中国ビジネスから撤退すべきか継続すべきか悩む場合は、まず、撤退に伴うリスクを明確に認識しておくことが必要でしょう。撤退に伴うリスクが極めて大きければ、黒字化に少し時間はかかるものの、そのチャンスがある限り、中国ビジネスを継続するという決断ができるからです。新刊『これからの中国ビジネスがよくわかる本』のダイジェストをお伝えする本連載では、今回から“撤退時に留意すべきリスク”を紹介します。初回は、なかでも最大級のリスクと思える、従業員に支払う経済補償について。背筋も凍る、超メガトン級リスクです…。

撤退時に支払う「経済補償」とは何か?

 本題に入る前に、撤退にはどのような手段があるのか、簡単に解説しておきます。原則的な手法は、第三者(合弁事業の場合、合弁パートナーを含みます)に対して、自社が保有する中国の子会社の出資持分を全部譲渡することによる撤退です(以下「出資持分譲渡型撤退」)。そして例外的な手法は、中国の子会社を経営期間の満了前に解散・清算することによる撤退です(以下「清算型撤退」)。

 前者が原則的といえるのは、後者が中国の子会社の法人格が消滅するまで、すべての資産を売却・処分し、すべての負債を支払い、清算するという気の遠くなるような作業をしなければならないことと比較して、簡便かつ迅速で、相対的にリスクが小さいからです。以上を前提として、今回は特に労働法に関わる、経済補償について説明していきましょう。

 清算型撤退を選択する場合、従業員との労働契約は必然的に終了します。中国の子会社そのものが解散・清算のプロセスを経て、なくなってしまうからです。

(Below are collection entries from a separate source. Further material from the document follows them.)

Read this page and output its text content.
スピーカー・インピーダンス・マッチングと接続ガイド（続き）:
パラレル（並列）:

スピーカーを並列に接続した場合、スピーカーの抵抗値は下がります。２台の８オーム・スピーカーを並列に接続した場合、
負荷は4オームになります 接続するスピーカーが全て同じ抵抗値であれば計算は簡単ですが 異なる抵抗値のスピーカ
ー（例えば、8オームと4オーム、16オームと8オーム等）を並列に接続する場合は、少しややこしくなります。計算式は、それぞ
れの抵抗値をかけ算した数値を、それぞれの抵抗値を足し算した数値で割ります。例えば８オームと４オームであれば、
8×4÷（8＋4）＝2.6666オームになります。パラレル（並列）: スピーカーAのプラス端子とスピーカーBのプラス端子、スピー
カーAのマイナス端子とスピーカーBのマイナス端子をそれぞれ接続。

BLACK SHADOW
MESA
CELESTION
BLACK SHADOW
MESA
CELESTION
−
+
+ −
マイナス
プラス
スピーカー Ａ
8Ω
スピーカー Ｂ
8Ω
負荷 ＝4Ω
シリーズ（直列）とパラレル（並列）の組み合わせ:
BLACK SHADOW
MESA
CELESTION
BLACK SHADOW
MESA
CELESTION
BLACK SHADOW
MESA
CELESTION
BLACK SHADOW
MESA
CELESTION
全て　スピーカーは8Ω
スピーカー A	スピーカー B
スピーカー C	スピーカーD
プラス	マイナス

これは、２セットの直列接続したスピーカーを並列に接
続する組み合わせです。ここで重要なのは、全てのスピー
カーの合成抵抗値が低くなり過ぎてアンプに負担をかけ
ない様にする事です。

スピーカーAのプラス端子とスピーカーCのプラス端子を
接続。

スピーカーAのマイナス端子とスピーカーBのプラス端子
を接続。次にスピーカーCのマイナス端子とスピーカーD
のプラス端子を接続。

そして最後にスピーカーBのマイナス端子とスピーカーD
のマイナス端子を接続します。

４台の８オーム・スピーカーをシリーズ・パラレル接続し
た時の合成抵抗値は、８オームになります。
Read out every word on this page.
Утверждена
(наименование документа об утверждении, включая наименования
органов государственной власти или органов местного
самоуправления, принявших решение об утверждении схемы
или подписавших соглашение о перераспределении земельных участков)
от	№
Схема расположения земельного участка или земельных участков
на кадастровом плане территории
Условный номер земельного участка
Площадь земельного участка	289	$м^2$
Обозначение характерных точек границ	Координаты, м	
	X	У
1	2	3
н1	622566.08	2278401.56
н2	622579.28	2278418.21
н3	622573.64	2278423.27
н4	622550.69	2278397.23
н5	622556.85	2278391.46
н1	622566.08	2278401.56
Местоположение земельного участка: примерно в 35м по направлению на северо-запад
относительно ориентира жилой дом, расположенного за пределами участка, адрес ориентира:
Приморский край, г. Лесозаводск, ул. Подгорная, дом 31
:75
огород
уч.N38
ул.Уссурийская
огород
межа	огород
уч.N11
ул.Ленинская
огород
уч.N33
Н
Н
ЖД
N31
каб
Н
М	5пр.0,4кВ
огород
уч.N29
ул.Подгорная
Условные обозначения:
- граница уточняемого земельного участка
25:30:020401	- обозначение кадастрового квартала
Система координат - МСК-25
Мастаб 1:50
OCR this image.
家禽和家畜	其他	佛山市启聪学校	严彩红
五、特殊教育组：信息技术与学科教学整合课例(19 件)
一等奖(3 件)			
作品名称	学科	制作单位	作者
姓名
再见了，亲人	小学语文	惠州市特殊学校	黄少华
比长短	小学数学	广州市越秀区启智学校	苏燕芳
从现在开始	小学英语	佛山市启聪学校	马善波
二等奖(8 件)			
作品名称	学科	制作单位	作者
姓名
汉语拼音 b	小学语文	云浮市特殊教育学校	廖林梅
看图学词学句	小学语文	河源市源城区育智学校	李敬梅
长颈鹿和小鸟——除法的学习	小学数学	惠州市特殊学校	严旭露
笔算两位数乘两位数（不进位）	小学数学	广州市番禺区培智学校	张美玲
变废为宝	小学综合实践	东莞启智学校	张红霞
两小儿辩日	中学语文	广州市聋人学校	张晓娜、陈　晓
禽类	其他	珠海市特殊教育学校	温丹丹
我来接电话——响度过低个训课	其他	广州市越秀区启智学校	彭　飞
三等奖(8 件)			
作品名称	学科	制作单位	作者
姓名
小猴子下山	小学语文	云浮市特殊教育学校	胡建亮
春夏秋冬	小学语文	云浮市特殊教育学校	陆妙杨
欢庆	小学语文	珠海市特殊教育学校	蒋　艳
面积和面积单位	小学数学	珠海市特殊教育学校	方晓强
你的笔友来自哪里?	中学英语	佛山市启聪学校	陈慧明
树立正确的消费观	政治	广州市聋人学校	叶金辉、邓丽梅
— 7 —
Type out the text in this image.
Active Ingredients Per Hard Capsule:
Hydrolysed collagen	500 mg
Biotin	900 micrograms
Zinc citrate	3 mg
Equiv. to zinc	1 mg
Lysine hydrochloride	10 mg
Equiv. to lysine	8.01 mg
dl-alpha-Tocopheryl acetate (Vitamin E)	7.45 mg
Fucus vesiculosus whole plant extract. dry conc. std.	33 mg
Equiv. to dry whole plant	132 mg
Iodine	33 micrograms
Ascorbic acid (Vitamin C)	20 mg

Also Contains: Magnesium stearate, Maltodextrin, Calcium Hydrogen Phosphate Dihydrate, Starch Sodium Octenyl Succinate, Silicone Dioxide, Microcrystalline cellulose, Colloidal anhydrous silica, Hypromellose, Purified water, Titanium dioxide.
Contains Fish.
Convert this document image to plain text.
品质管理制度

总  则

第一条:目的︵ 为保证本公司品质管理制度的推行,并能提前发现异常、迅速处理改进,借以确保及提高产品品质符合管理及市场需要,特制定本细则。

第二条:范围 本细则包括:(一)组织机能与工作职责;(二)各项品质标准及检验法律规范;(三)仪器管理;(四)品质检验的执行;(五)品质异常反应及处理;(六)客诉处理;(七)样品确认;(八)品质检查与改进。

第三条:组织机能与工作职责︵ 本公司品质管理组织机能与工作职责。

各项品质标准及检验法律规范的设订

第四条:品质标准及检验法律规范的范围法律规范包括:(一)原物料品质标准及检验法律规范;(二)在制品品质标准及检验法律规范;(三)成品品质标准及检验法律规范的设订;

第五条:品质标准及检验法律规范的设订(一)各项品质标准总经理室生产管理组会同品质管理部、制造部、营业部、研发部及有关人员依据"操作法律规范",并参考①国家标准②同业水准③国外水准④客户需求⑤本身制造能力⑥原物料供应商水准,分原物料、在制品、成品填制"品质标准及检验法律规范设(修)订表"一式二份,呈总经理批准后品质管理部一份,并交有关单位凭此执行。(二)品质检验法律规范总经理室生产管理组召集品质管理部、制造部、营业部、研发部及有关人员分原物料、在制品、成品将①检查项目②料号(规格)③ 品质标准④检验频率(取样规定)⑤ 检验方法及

 このような場合、中国の子会社は従業員に対して、過去の勤務年数に応じた経済補償を行う必要があります。単純化して言えば、中国の子会社で過去に満X年間勤務した従業員がいるとすれば、原則として基本賃金だけではなく、各種手当や補助などすべてを含む直近12ヵ月の賃金の平均額Yを基準として、(X×Y)が経済補償の金額となります。

 この経済補償は、日本でいうところの退職金とは異なります。日本の退職金は企業が任意に導入すべきもので法律が強制するものではありませんから、日本では退職金制度を持たない会社が多数存在します。

 対する中国の経済補償は、撤退時など一定の定められた場面では会社が支払うことを法律が強制します。また、両者はそもそも、目的や趣旨が異なります。たとえば、日本の退職金は最高裁判例によれば「過去の貢献に対する報奨金」という性質と、「給与の事後払い」という2つの性質を有します。これに対し、中国の経済補償は「生活補助費」という古い呼び名から推察されるとおり、転職が難しく失業保険制度も整っていなかった時代に「会社都合で失業した従業員の生活補助」を付与する趣旨で始まった制度です。